Introduction to Nonparametric Regression

Introduction to Nonparametric Regression (Repost)  eBooks & eLearning

Posted by Specialselection at Jan. 22, 2014
Introduction to Nonparametric Regression (Repost)

K. Takezawa, "Introduction to Nonparametric Regression"
English | 2005-11-25 | ISBN: 0471745839 | 557 pages | DJVU | 3.6 mb

Introduction to Linear Regression Analysis (5th Edition)  eBooks & eLearning

Posted by Jeembo at Dec. 21, 2016
Introduction to Linear Regression Analysis (5th Edition)

Introduction to Linear Regression Analysis (5th Edition) by Douglas C. Montgomery, Elizabeth A. Peck, G. Geoffrey Vining
English | 2012 | ISBN: 0470542810 | 672 Pages | PDF | 33.1 MB

Introduction to Linear Regression Analysis, Fifth Edition continues to present both the conventional and less common uses of linear regression in today’s cutting-edge scientific research.
Solutions Manual to Accompany Introduction to Linear Regression Analysis, 5 edition (repost)

Solutions Manual to Accompany Introduction to Linear Regression Analysis, 5 edition by Ann G. Ryan, Douglas C. Montgomery, Elizabeth A. Peck and G. Geoffrey Vining
English | 2013 | ISBN: 1118471466 | ISBN-13: 9781118471463 | 164 pages | PDF | 45,3 MB

Introduction to Nonparametric Statistics for the Biological Sciences Using R  eBooks & eLearning

Posted by AlenMiler at July 12, 2016
Introduction to Nonparametric Statistics for the Biological Sciences Using R

Introduction to Nonparametric Statistics for the Biological Sciences Using R by Thomas W. MacFarland
English | 13 Aug. 2016 | ISBN: 3319306332 | 348 Pages | PDF (True) | 5.13 MB

This book contains a rich set of tools for nonparametric analyses, and the purpose of this supplemental text is to provide guidance to students and professional researchers on how R is used for nonparametric data analysis in the biological sciences…
Multiple Regression and Beyond: An Introduction to Multiple Regression and Structural Equation Modeling, 2nd Edition

Multiple Regression and Beyond: An Introduction to Multiple Regression and Structural Equation Modeling, 2nd Edition by Timothy Keith
2014 | ISBN: 1138811947, 1138811955 | English | 600 pages | PDF | 5 MB
Solutions Manual to Accompany Introduction to Linear Regression Analysis, 5 edition

Solutions Manual to Accompany Introduction to Linear Regression Analysis, 5 edition by Ann G. Ryan, Douglas C. Montgomery, Elizabeth A. Peck and G. Geoffrey Vining
English | 2013 | ISBN: 1118471466 | ISBN-13: 9781118471463 | 164 pages | PDF | 45,3 MB

As the Solutions Manual, this book is meant to accompany the main title, Introduction to Linear Regression Analysis, Fifth Edition.

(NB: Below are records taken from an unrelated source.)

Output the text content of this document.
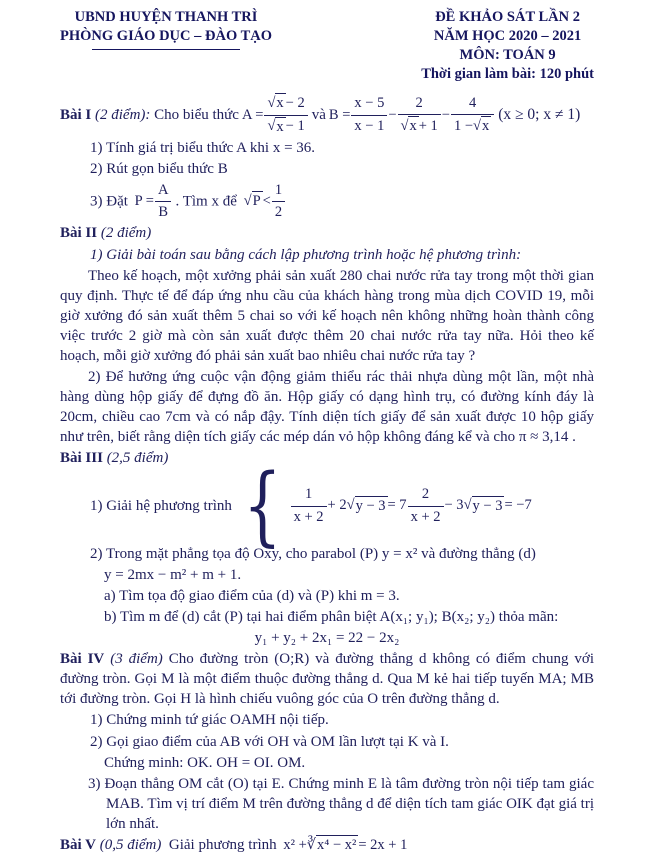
UBND HUYỆN THANH TRÌ
PHÒNG GIÁO DỤC – ĐÀO TẠO
ĐỀ KHẢO SÁT LẦN 2
NĂM HỌC 2020 – 2021
MÔN: TOÁN 9
Thời gian làm bài: 120 phút
Bài I
(2 điểm):
Cho biểu thức $A = \frac{√x- 2}{√x- 1}$ và $B = \frac{x - 5}{x - 1} - \frac{2}{√x+ 1} - \frac{4}{1 -√x} (x \ge 0$; x ≠ 1)
1) Tính giá trị biểu thức A khi x = 36.
2) Rút gọn biểu thức B
3) Đặt $P = \frac{A}{B}$ . Tìm x để $√P< \frac{1}{2}$
Bài II (2 điểm)
1) Giải bài toán sau bằng cách lập phương trình hoặc hệ phương trình:
Theo kế hoạch, một xưởng phải sản xuất 280 chai nước rửa tay trong một thời gian quy định. Thực tế để đáp ứng nhu cầu của khách hàng trong mùa dịch COVID 19, mỗi giờ xưởng đó sản xuất thêm 5 chai so với kế hoạch nên không những hoàn thành công việc trước 2 giờ mà còn sản xuất được thêm 20 chai nước rửa tay nữa. Hỏi theo kế hoạch, mỗi giờ xưởng đó phải sản xuất bao nhiêu chai nước rửa tay ?
2) Để hưởng ứng cuộc vận động giảm thiểu rác thải nhựa dùng một lần, một nhà hàng dùng hộp giấy để đựng đồ ăn. Hộp giấy có dạng hình trụ, có đường kính đáy là 20cm, chiều cao 7cm và có nắp đậy. Tính diện tích giấy để sản xuất được 10 hộp giấy như trên, biết rằng diện tích giấy các mép dán vỏ hộp không đáng kể và cho π ≈ 3,14 .
Bài III (2,5 điểm)
1) Giải hệ phương trình { $\frac{1}{x + 2} + 2√y - 3= 7 \frac{2}{x + 2} - 3√y - 3= -7$
2) Trong mặt phẳng tọa độ Oxy, cho parabol (P) y = x² và đường thẳng (d)
y = 2mx − m² + m + 1.
a) Tìm tọa độ giao điểm của (d) và (P) khi m = 3.
b) Tìm m để (d) cắt (P) tại hai điểm phân biệt A(x₁; y₁); B(x₂; y₂) thỏa mãn:
y₁ + y₂ + 2x₁ = 22 − 2x₂
Bài IV (3 điểm) Cho đường tròn (O;R) và đường thẳng d không có điểm chung với đường tròn. Gọi M là một điểm thuộc đường thẳng d. Qua M kẻ hai tiếp tuyến MA; MB tới đường tròn. Gọi H là hình chiếu vuông góc của O trên đường thẳng d.
1) Chứng minh tứ giác OAMH nội tiếp.
2) Gọi giao điểm của AB với OH và OM lần lượt tại K và I.
Chứng minh: OK. OH = OI. OM.
3) Đoạn thẳng OM cắt (O) tại E. Chứng minh E là tâm đường tròn nội tiếp tam giác MAB. Tìm vị trí điểm M trên đường thẳng d để diện tích tam giác OIK đạt giá trị lớn nhất.
Bài V (0,5 điểm) Giải phương trình x² +∛x⁴ − x²= 2x + 1
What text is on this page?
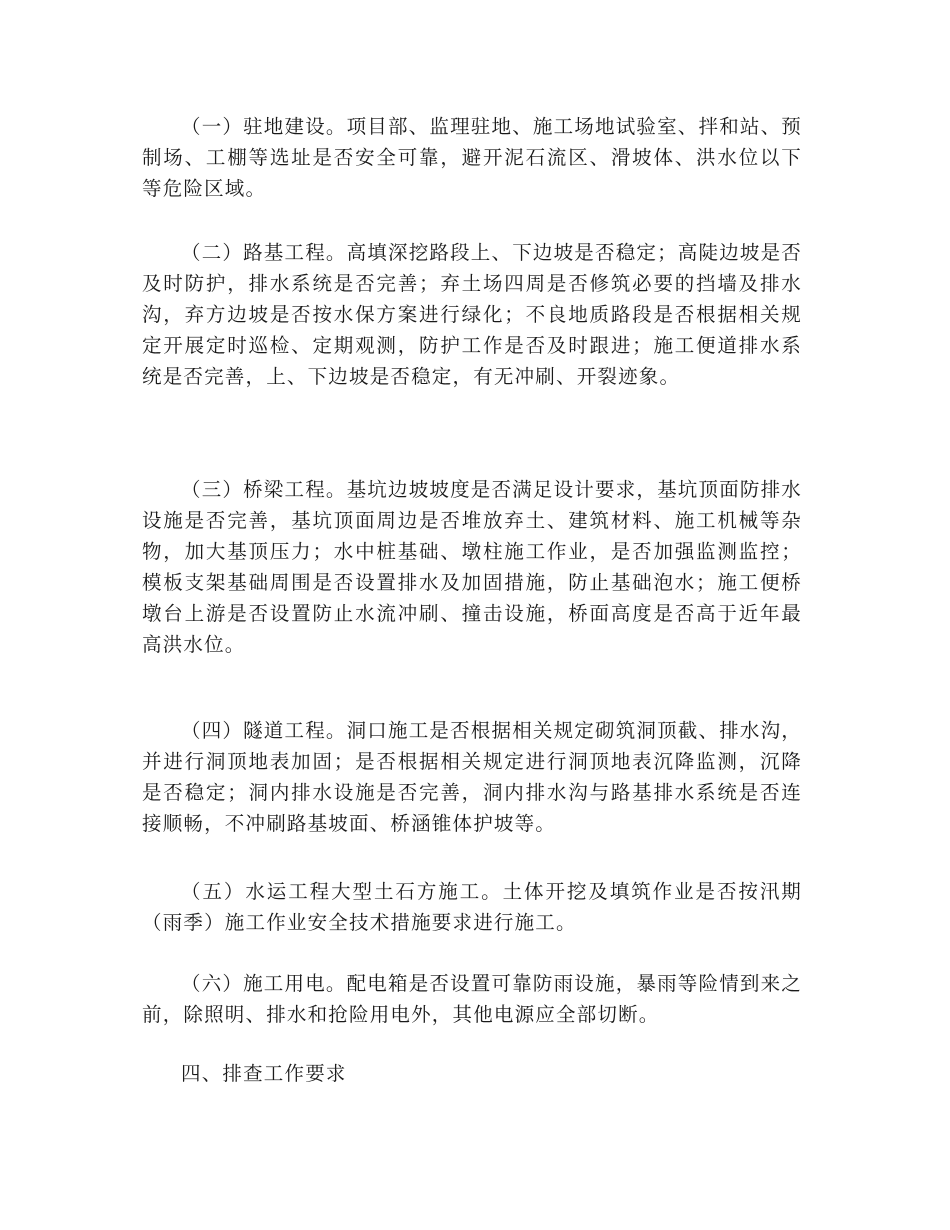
（一）驻地建设。项目部、监理驻地、施工场地试验室、拌和站、预制场、工棚等选址是否安全可靠，避开泥石流区、滑坡体、洪水位以下等危险区域。

（二）路基工程。高填深挖路段上、下边坡是否稳定；高陡边坡是否及时防护，排水系统是否完善；弃土场四周是否修筑必要的挡墙及排水沟，弃方边坡是否按水保方案进行绿化；不良地质路段是否根据相关规定开展定时巡检、定期观测，防护工作是否及时跟进；施工便道排水系统是否完善，上、下边坡是否稳定，有无冲刷、开裂迹象。

（三）桥梁工程。基坑边坡坡度是否满足设计要求，基坑顶面防排水设施是否完善，基坑顶面周边是否堆放弃土、建筑材料、施工机械等杂物，加大基顶压力；水中桩基础、墩柱施工作业，是否加强监测监控；模板支架基础周围是否设置排水及加固措施，防止基础泡水；施工便桥墩台上游是否设置防止水流冲刷、撞击设施，桥面高度是否高于近年最高洪水位。

（四）隧道工程。洞口施工是否根据相关规定砌筑洞顶截、排水沟，并进行洞顶地表加固；是否根据相关规定进行洞顶地表沉降监测，沉降是否稳定；洞内排水设施是否完善，洞内排水沟与路基排水系统是否连接顺畅，不冲刷路基坡面、桥涵锥体护坡等。

（五）水运工程大型土石方施工。土体开挖及填筑作业是否按汛期（雨季）施工作业安全技术措施要求进行施工。

（六）施工用电。配电箱是否设置可靠防雨设施，暴雨等险情到来之前，除照明、排水和抢险用电外，其他电源应全部切断。

四、排查工作要求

Clearly balancing theory with applications, this book describes both the conventional and less common uses of linear regression in the practical context of today's mathematical and scientific research.
Extending the Linear Model with R: Generalized Linear, Mixed Effects and Nonparametric Regression Models, Second Edition

Julian J. Faraway, "Extending the Linear Model with R: Generalized Linear, Mixed Effects and Nonparametric Regression Models, Second Edition"
English | ISBN: 149872096X | 2017 | 413 pages | PDF | 43 MB

A Gentle Introduction to Stata, Fourth Edition (repost)  eBooks & eLearning

Posted by interes at Feb. 19, 2017
A Gentle Introduction to Stata, Fourth Edition (repost)

A Gentle Introduction to Stata, Fourth Edition by Alan C. Acock
English | 2014 | ISBN: 1597181420 | 500 pages | PDF | 6,4 MB
Multivariate Nonparametric Regression and Visualization: With R and Applications to Finance (repost)

Multivariate Nonparametric Regression and Visualization: With R and Applications to Finance by Jussi Klemelä
English | 2014 | ISBN: 0470384425 | ISBN-13: 9780470384428 | 396 pages | PDF | 19,8 MB

Introduction to QGIS Python Programming  eBooks & eLearning

Posted by FenixN at Dec. 3, 2016
Introduction to QGIS Python Programming

Introduction to QGIS Python Programming
HDRips | MP4/AVC, ~611 kb/s | 1280x720 | Duration: 03:32:55 | English: AAC, 128 kb/s (2 ch) | 777 MB
Genre: Development / Programming

Learn how to analyze and display geospatial information using QGIS and Python.